ABD'nin tutmayan bir planı vardır oysa! Irak işgali planı. Sınıflar mücadelesinin, egemen sınıfların parlak ışıklı odalarında yapılan planlardan ne kadar bağımsız ve bu planları umursamadan sürüp gittiğini de, egemen sınıfların ve kurumlarının birleşik bir merkez komitesi gibi çalışma yeteneğine sahip olmadığını, tersine çelişkili ve bölünmüş bir sınıf olduğunu da 1 Mart tezkeresinde hep birlikte gördük. Meclis bölündü, egemen sınıf bölündü, egemen sınıfın en büyük partisi AKP bölündü, silahlı kuvvetler ne diyeceğini şaşırdı.
Ama belli mi olur, belki de plan, geçmeyeceğini bile bile tezkereyi meclise getirip AKP'nin halkın nezdinde puan kazanmasını ve birkaç yıl sonra da yüzde 47 oy alarak ABD'nin asıl planını, Türkiye'nin bütün kapılarını açma planını hayata geçirmekti!
Bu arada Bush'un yerine Obama'nın gelmesi mi? Belli ki bu daha da derin bir planın parçasıydı.
Marksistlerin bu kadarını bilmesine olanak yok, bunu, neredeyse Bush'la birlikte aynı dönemde İslam fobisine kapılan milliyetçi solcular düşünsün.

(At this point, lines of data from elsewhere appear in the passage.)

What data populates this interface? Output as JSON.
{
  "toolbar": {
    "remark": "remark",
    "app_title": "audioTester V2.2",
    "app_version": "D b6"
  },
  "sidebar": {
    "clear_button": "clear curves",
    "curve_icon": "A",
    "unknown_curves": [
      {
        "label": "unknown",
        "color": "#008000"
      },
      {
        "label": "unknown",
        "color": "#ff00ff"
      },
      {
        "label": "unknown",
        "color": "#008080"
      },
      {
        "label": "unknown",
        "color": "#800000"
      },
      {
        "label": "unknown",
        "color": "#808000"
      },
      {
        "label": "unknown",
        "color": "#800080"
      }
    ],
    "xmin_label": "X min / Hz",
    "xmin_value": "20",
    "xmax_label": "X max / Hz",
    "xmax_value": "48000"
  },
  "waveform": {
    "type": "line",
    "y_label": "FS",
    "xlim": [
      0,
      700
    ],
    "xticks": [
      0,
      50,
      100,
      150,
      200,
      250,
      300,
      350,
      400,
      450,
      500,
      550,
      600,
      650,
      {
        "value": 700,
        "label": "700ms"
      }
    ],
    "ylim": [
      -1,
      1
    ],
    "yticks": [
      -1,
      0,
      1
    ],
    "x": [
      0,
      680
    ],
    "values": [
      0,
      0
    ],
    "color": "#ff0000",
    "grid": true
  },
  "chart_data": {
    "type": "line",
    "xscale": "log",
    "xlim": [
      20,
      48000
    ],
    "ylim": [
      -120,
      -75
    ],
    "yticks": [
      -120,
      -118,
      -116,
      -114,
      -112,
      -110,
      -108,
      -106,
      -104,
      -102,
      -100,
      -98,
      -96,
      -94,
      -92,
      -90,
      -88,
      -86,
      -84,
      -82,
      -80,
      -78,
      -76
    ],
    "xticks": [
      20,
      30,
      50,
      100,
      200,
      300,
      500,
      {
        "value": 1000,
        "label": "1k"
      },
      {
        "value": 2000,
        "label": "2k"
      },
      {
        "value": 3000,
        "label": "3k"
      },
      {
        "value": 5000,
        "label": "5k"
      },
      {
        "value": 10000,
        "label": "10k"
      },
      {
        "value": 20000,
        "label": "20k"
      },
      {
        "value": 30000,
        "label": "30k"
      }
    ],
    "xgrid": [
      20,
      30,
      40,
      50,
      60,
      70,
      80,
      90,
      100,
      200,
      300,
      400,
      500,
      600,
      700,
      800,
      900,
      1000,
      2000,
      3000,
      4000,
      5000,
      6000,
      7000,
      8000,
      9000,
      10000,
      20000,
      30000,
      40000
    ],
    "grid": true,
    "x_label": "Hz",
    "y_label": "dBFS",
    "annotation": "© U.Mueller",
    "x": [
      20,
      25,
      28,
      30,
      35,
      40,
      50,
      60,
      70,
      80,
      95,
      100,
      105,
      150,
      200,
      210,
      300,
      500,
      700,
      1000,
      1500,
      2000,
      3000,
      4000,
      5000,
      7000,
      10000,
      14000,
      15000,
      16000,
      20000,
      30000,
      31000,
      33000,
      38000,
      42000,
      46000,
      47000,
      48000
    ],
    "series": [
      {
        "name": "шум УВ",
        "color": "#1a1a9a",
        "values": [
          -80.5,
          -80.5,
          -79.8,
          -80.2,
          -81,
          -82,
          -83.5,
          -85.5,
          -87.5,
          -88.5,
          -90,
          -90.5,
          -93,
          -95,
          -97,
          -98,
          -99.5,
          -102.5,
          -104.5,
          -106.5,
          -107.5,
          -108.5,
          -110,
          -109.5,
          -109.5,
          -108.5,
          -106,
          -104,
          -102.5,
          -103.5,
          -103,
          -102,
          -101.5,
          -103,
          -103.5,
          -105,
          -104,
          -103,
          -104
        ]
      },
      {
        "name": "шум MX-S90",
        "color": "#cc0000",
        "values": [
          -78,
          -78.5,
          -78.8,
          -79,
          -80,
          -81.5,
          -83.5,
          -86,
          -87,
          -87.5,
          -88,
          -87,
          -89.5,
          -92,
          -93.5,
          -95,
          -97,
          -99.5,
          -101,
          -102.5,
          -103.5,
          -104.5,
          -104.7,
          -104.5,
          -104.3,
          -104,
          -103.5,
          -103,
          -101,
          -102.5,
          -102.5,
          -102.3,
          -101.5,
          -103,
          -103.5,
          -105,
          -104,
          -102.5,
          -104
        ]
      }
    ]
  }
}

Bunu düşünürken, neden darbecilerin de İslam düşmanlığı yaptığını ve Ergenekon örgütünün belgelerinde AKP'ye karşı cunta girişimlerinde "şeriatçı olduğu" gerekçesini kullandığını da kendilerine açıklayabilirler.
Marksistler işçi sınıfının her düzeyde birliği için mücadele et- meye devam edecekler, milliyetçi solcular Bush'un argümanlarını kullanarak ABD planlarına karşı çıkmaya devam etsinler.